По отношению к этой смерти стоит вопрос, как и по отношению к этой жизни, — что можно было сделать? Быть может, можно было спасти, но предельно дорогой ценой. Но вот надо было утешить, успокоить, обставить умирание. Это требовало тоже огромного напряжения, затраты душевных сил. Для этого надо было понять. Понять, что это не бесконечно длящееся состояние. Что это последняя болезнь. Надо было сказать себе это и войти в это как в свою реализацию. Он понял слишком поздно. Или надо было найти в себе любовь. Быть может, любовь и спасение любовью этой жалкой и кровно близкой жизни стоили его жестокого творчества. Этого он не знает и никогда не проверит. Любви не было, ее неоткуда было взять.

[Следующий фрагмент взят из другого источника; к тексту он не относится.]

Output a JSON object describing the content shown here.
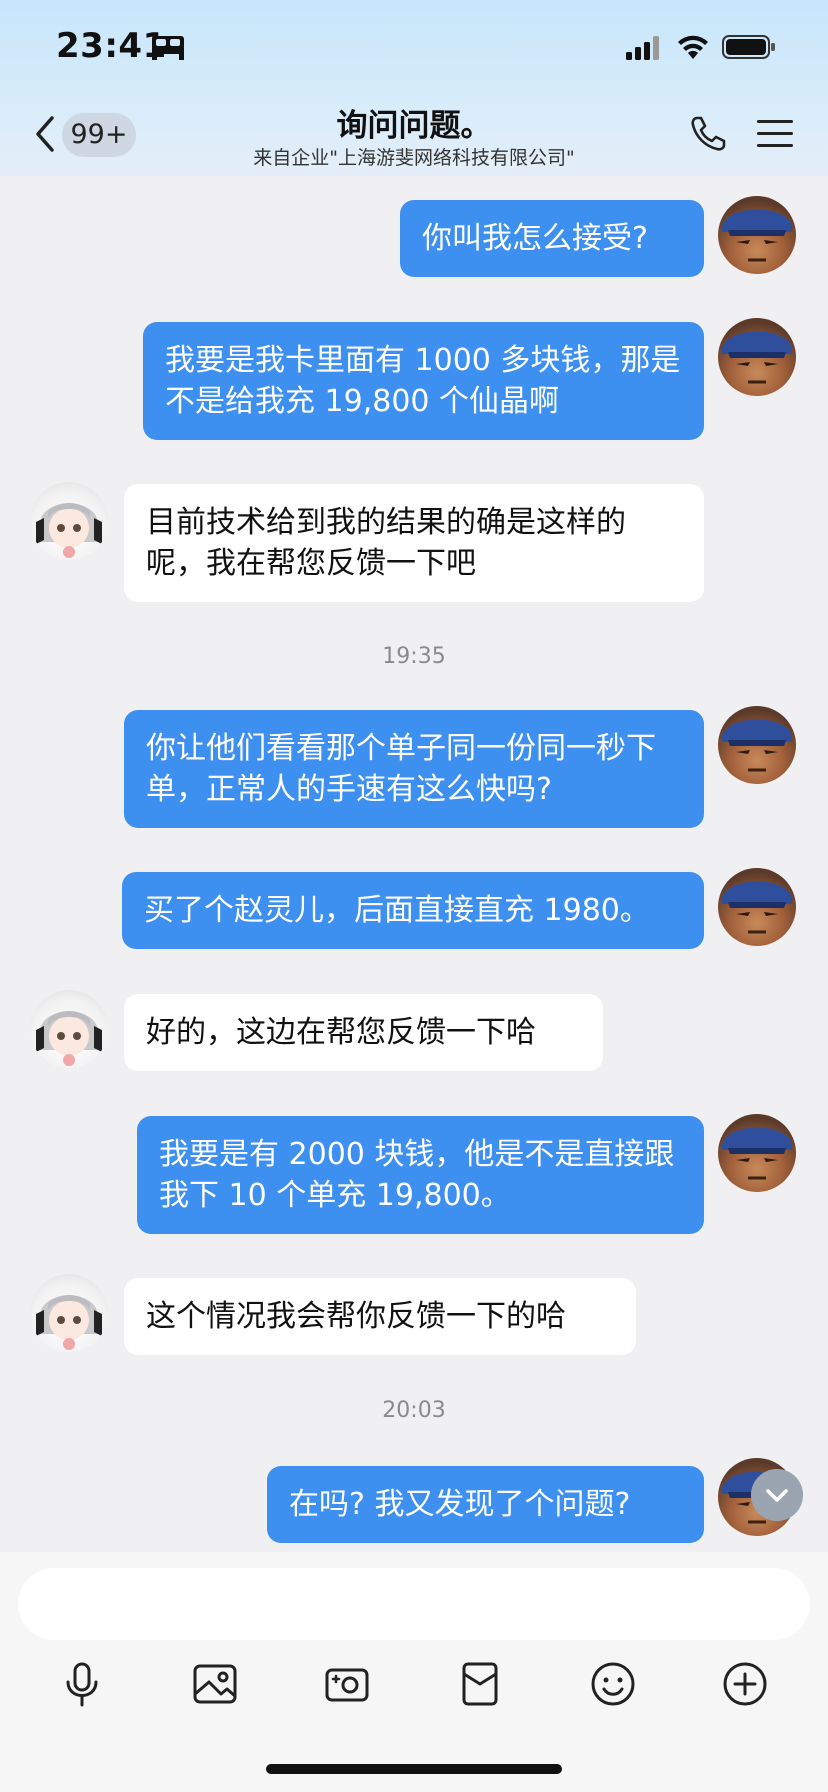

Только теперь, когда он может думать, не торопясь, — он понимает, что любовь была нужна. Что не так тетка была вне всего подлинно человеческого, как ему казалось в спешке. Некая душевная жизнь совершалась в этом замученном организме. Может быть, больше во сне, когда сознание освобождалось от суеты и торопливости. Ей снились сложные, связные, интересные сны, которые она любила рассказывать Оттеру (она говорила, когда утром он выходил с ведром, — вот ты пришел, посиди, у меня для тебя есть сон); она гордилась ими, как гордятся поэтическими произведениями. Оттер же выслушивал их со смущением, потому что в них проступала та внутренняя душевная жизнь тетки, которая требовала внимания и сострадания и которую в спешке он предпочитал отрицать и игнорировать. В особенности тяжело и неловко ему было выслушивать эти сны, потому что в них он ясно видел мысль о смерти, которой она боялась. Однажды он разбудил ее, потому что она стонала. Оказалось, ее мучил чудовищный кошмар. Она умирала; она лежала на полу, и на грудь ее навалился разбитый мраморный стол, и в руке она почему-то сжимала бутылку. Это был прямой кошмар, ужасный для нее, но для Оттера менее страшный, чем ее сны с вытеснением и подразумеваниями. Так, незадолго до конца ей снился ее покойный муж и молодой сосед по квартире, убитый на фронте. Они спорили, кому раньше пройти в квартиру (в эту квартиру), и уступали дорогу друг другу, и их встречала жена соседа, умершая от дистрофии. И муж тетки все-таки уступил тому дорогу, потому что тот ведь пришел, радостный, к своей семье, и должен был войти как можно скорее.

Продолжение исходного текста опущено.